Check out our development quickstart guide.

Not a developer?

Use Spiders no-code options or apps to get started with Spider and to do more with your Spider account no code required.

Base Url
https://api.spider.cloud

Crawl websites

Start crawling a website(s) to collect resources.

POST https://api.spider.cloud/crawl

Request body

  • url required string

    The URI resource to crawl. This can be a comma split list for multiple urls.

  • request string

    The request type to perform. Possible values are http, chrome, and smart. Use smart to perform HTTP request by default until JavaScript rendering is needed for the HTML.

  • limit number

    The maximum amount of pages allowed to crawl per website. Remove the value or set it to 0 to crawl all pages.

  • depth number

    The crawl limit for maximum depth. If zero, no limit will be applied.

Example request
import requests, os

headers = {
    'Authorization': os.environ["SPIDER_API_KEY"],
    'Content-Type': 'application/json',
}

json_data = {"limit":50,"url":"http://www.example.com"}

response = requests.post('https://api.spider.cloud/crawl', 
  headers=headers, 
  json=json_data)

print(response.json())
Response
[
  {
    "content": "<html>...",
    "error": null,
    "status": 200,
    "url": "http://www.example.com"
  },
  // more content...
]

Crawl websites get links

Start crawling a website(s) to collect links found.

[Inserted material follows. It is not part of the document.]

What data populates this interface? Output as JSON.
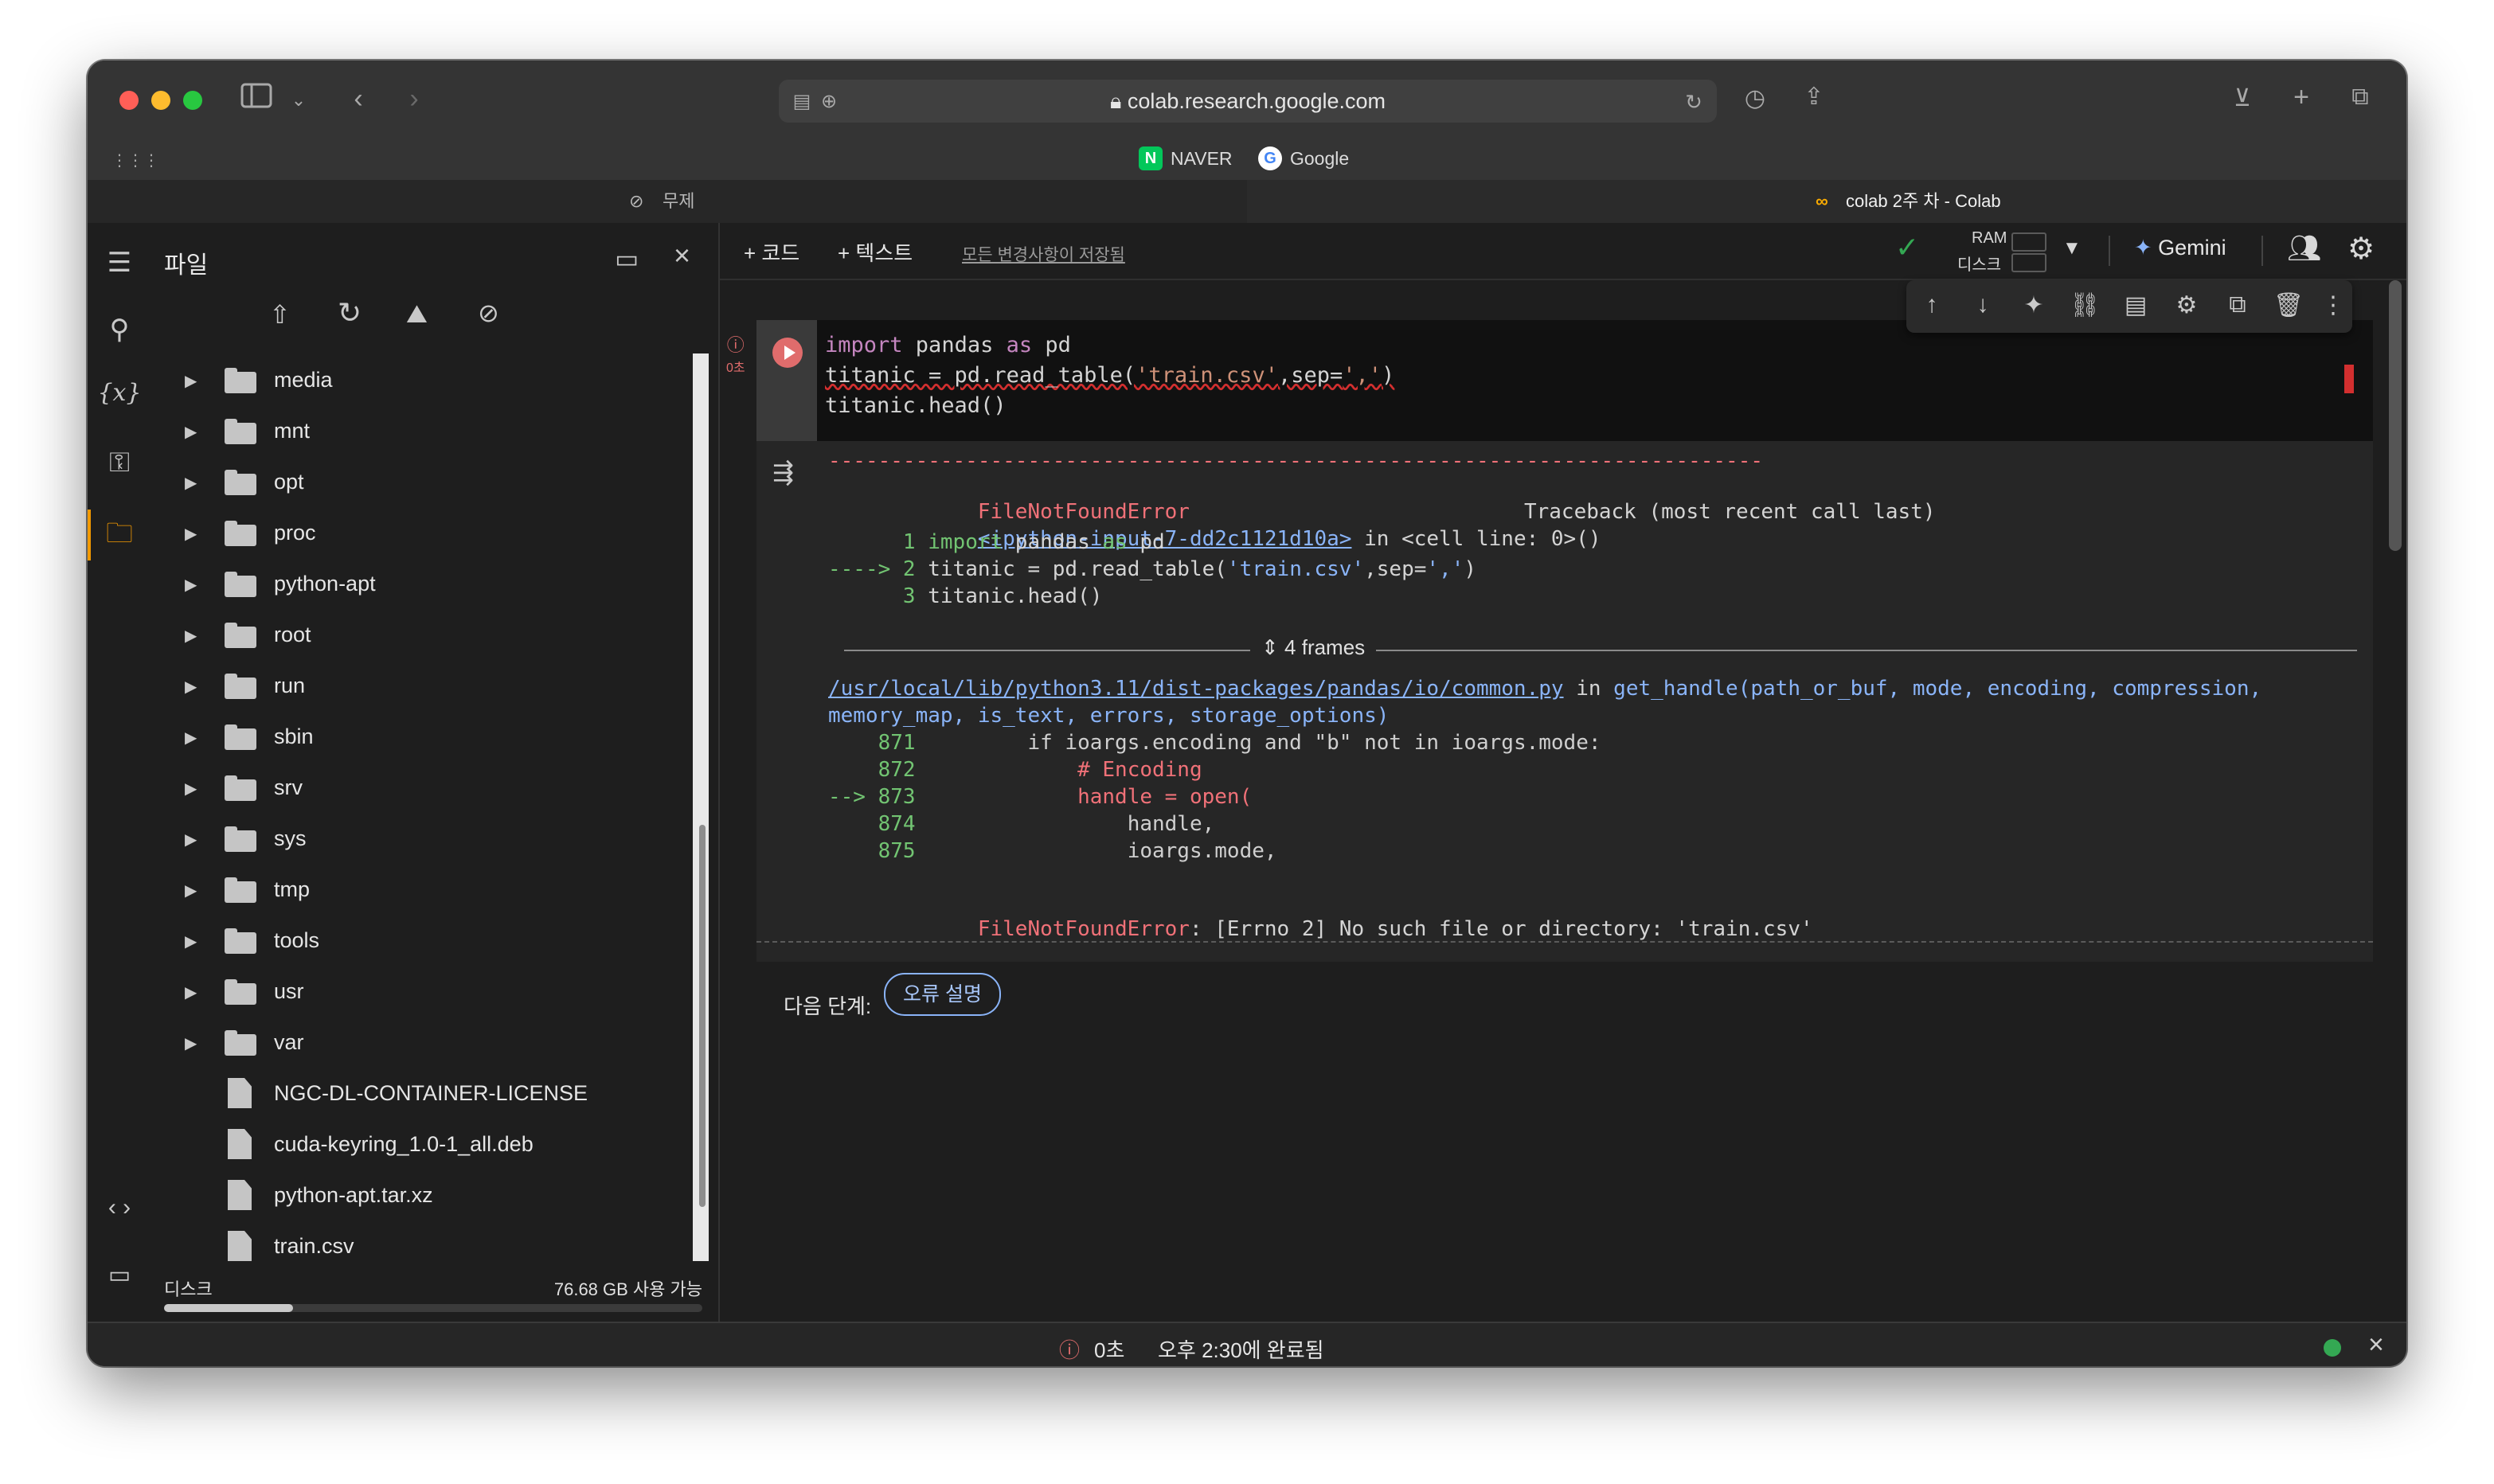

POST https://api.spider.cloud/links

Request body

  • url required string

    The URI resource to crawl. This can be a comma split list for multiple urls.

  • request string

    The request type to perform. Possible values are http, chrome, and smart. Use smart to perform HTTP request by default until JavaScript rendering is needed for the HTML.

  • limit number

    The maximum amount of pages allowed to crawl per website. Remove the value or set it to 0 to crawl all pages.

  • depth number

    The crawl limit for maximum depth. If zero, no limit will be applied.

Example request
import requests, os

headers = {
    'Authorization': os.environ["SPIDER_API_KEY"],
    'Content-Type': 'application/json',
}

json_data = {"limit":50,"url":"http://www.example.com"}

response = requests.post('https://api.spider.cloud/links', 
  headers=headers, 
  json=json_data)

print(response.json())
Response
[
  {
    "content": "",
    "error": null,
    "status": 200,
    "url": "http://www.example.com"
  },
  // more content...
]

Screenshot websites

Start taking screenshots of website(s) to collect images to base64 or binary.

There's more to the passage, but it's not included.